Personally I would not drill any holes into the ring gear and the metal of the converter must be pretty thin, is it not? In any case, I doubt one pin would be enough.

HBP

Yes, but the catch is that because the ring gear is sandwiched in the converter on both the front and back sides, the radial gap at the bottom isn't directly accessible or visible. So the front and back lower half of the ring gear sides are up against the converter, and to reach the radial gap at the bottom of the ring gear the retaining compound has to migrate down through the "side gap". I believe he was thinking if I can apply the compound to both the front and back sides of the ring gear where it meets the converter, chances of successful migration to the bottom radial gap will be higher. I don't know if there's any benefit or bond achieved by having the retaining compound in the space between the sides of the ring gear and the converter as well as the radial gap at the bottom of the ring gear?

No_snivelling

Sorry. I had no idea that access to that critical ID/OD interface was so poor.

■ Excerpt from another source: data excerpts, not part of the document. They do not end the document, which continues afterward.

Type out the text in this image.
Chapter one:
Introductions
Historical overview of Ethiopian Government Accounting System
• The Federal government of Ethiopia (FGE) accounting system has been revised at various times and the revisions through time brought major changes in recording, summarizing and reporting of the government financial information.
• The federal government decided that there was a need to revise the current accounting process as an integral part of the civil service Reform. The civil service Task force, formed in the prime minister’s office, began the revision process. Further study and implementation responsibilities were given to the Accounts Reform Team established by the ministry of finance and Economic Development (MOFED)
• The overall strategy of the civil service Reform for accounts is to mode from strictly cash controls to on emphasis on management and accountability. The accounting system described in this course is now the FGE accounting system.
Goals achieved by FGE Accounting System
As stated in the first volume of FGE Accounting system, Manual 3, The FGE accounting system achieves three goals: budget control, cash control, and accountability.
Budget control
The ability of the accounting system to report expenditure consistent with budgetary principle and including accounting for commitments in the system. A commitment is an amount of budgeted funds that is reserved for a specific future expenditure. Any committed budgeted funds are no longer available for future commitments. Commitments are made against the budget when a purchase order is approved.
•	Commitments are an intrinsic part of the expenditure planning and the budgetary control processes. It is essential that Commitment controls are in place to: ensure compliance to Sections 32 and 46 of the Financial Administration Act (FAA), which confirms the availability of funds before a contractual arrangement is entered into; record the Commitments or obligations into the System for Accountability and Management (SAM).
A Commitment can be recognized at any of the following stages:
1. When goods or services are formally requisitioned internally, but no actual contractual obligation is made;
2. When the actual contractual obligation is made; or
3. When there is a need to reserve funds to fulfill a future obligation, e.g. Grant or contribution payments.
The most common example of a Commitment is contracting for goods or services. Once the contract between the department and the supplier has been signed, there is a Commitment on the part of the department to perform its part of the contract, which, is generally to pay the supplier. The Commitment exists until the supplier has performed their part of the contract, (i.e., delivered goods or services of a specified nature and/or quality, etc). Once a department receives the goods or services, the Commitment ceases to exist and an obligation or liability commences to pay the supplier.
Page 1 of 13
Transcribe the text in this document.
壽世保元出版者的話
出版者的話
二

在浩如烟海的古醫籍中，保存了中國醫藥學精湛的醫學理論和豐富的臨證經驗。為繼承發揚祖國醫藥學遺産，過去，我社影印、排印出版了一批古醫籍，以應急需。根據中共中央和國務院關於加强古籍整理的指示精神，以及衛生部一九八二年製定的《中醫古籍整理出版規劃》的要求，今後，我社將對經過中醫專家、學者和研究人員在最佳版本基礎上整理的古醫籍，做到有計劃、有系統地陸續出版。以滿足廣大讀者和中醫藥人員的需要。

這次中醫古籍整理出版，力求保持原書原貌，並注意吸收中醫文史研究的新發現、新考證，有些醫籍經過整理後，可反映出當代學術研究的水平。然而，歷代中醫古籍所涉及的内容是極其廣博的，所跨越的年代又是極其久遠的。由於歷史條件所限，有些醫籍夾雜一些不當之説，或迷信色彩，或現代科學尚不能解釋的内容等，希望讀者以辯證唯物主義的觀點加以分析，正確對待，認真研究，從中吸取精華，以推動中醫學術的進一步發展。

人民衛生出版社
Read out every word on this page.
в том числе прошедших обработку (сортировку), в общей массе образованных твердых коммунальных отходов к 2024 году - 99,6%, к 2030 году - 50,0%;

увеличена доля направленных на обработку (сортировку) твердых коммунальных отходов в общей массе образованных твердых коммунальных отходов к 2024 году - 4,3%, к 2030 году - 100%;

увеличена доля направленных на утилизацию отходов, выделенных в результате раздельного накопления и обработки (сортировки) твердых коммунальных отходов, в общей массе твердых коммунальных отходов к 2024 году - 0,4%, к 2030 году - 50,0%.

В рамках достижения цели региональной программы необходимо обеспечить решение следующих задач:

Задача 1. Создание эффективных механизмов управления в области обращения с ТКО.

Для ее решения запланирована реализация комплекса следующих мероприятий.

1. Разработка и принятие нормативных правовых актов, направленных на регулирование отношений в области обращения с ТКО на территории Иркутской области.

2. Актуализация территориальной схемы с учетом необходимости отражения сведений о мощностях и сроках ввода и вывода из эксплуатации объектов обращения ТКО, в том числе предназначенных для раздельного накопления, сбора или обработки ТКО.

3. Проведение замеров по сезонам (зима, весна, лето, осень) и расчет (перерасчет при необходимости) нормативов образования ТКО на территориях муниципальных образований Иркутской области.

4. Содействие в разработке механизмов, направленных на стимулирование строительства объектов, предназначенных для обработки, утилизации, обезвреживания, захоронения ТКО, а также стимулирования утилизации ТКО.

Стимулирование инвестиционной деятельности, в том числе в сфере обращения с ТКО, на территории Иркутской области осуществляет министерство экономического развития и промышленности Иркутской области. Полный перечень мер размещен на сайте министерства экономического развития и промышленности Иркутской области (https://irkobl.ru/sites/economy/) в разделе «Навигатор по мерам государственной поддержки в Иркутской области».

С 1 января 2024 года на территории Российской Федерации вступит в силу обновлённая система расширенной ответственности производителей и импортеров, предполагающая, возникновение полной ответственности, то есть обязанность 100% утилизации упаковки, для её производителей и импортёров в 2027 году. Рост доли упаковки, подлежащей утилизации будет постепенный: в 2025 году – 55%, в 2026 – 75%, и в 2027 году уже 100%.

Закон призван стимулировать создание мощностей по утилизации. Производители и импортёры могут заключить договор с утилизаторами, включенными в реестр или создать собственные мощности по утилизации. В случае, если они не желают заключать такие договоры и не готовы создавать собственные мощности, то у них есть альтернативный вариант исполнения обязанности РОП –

In a perfect world the ring gear would be removed, cleaned, Loctite applied and then reassembled. I have a high degree of confidence that that would work but it seems without cutting welds, that will be impossible.
By your description, I doubt much (if any) Loctite will make it to the critical gap especially since they are non-wicking compounds. Perhaps welding is the best option after all.

HBP

Yes it's a bit of an odd set up and not really favorable to much other than welding it seems.

No_snivelling

How big is the gap between the sides of the gear and the converter?

It seems like mark_in_maine had his welded when the engine/trans were out of the car.
I was wondering if a good welder could do it through the starter hole.

HBP

I don't think the gap is large at all and that was part of my concern with using a liquid cleaner, having it remain in the tight space and hamper the Loctite. I was thinking of trying to get a feeler gauge in there but there's not a lot of room. I'm curious if the Loctite would be helpful in bonding the sides of the gear to the converter as well as the bottom (if it's able to migrate that far)? If that's the case it may be worth a try. I don't know if the shear forces are different for the sides of the gear vs the bottom. In the demo videos where they're bonding a bearing onto a shaft, they claim that if you want to disassemble it, you just pull (or press if it doesn't give) the shaft from the bearing.

I wondered the same thing about welding through the hole. I don't know how much of a concern balancing is, having the welds be the same size and 180 degrees apart.

No_snivelling

Most Loctite products don't work well if the gap is too large. Any luck finding the Loctite manual I spoke of?
My gut feel is anything more than maybe 0.005" - 0.010" gap will not have great bond strength and application on the side of the gear just seems like a bad idea to me. Also consider what happens if some of the Loctite runs onto the gear teeth and hardens there?

I would assume that Mark had his stitch-welded; Short welds, evenly spaced in probably a lot more than just two places, but that's just my guess.

HBP

Yes I think this is the Loctite Manual you're thinking of? Loctite Manual

I suspect the excess compound outside the seam would eventually harden but isn't it anerobic?

Yes I would think at least 4 opposing welds would be required, maybe more. Would hate to have to go back in due to weld failure.

No_snivelling

Yes, that is the correct manual. Note on page 10 where it says:

"The best performance for slip fits is achieved using clearances between 0.025 mm and 0.075 mm (0.001 in. and 0.003 in.), or with interference fits. Performance is reduced as the clearance is increased."

Also worth noting is that all of their applications are for ID and OD use. I don't see any examples of side bonding.

For equally spaced welds, can you count the teeth and use them as your guide? I am not a mechanical engineer by any stretch, but my gut says 4 good welds of about an inch long should do the trick. I am thinking of the resistance when I turn over the engine with a wrench; it is a fairly low torque that is needed.